Smother by Daughter
I have never done this before, but there have been some songs that have compelled me to talk about them. One of these songs is Daughter’s “Smother,” from their 2013 album If You Leave. A haunting meditation on love, dependency, and the suffocating weight of emotional intensity that can both sustain and destroy us.
Daughter emerged from the London indie scene in the early 2010s. I’m pretty sure you must have heard their popular song Medicine. At the heart of the trio lies Elena Tonra’s vocals, alongside guitarist Igor Haefeli and drummer Remi Aguilella. Their music exists in the space between folk and electronic, between whisper and scream, specializing in the kind of devastating beauty that makes heartbreak feel like art.
Smother can mean to love intensely, overwhelmingly but can also mean to suffocate, to extinguish or kill. I believe Smother is about the paradox of overwhelming love. We’ve all been there. When affection becomes so consuming that it transforms from a source of warmth into something that feels like drowning. I don’t remember feeling the emotional claustrophobia through a song before.

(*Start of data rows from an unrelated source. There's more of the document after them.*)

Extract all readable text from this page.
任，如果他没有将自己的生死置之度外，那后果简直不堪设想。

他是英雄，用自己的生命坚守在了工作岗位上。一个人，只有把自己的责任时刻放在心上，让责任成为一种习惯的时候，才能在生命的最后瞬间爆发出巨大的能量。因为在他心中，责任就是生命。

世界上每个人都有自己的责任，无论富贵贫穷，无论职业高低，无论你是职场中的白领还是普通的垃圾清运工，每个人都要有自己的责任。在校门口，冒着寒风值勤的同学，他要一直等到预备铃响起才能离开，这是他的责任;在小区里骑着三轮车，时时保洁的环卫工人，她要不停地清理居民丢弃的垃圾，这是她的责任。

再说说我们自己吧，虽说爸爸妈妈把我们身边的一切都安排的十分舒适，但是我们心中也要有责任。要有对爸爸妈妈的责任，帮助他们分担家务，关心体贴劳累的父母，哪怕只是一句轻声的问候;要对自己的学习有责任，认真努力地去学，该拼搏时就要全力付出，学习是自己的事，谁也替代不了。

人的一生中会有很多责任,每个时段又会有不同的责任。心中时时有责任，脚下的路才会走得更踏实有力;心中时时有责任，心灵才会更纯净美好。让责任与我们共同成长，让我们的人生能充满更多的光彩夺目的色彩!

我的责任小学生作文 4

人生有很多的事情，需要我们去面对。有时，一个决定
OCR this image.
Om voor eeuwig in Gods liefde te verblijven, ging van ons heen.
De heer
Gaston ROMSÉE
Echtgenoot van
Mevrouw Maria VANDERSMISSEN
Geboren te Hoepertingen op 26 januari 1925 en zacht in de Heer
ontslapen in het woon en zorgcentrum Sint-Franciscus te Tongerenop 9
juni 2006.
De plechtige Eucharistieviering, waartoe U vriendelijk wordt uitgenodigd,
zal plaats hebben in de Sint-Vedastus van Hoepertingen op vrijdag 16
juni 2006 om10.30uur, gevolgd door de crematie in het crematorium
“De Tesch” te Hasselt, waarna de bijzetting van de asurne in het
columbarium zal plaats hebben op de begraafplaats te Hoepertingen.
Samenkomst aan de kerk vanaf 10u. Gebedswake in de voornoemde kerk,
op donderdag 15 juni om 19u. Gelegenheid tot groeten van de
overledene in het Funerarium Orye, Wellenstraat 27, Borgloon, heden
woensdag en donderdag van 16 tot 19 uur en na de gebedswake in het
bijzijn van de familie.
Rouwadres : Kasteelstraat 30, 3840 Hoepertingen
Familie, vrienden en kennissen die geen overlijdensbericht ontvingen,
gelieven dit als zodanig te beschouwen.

The song came about during a time when conversations about emotional labor and the expectations placed on women in relationships were beginning to enter mainstream discourse. While I am not sure if I am over-interpreting, there is something about the song that feels like it’s examining the way women are often expected to endlessly nurturing, even when that nurturing becomes self-destructive. The song does not provide any answers or moral judgments. It allows us to sit with that discomfort of recognizing harmful patterns and lets us acknowledge the genuine love that underlies them.
Sometimes the most profound art does not explain or resolve the contradictions it explores, like so much of human experience. Sometimes it’s perfectly alright to listen to a song that helps us feel less alone with our questions.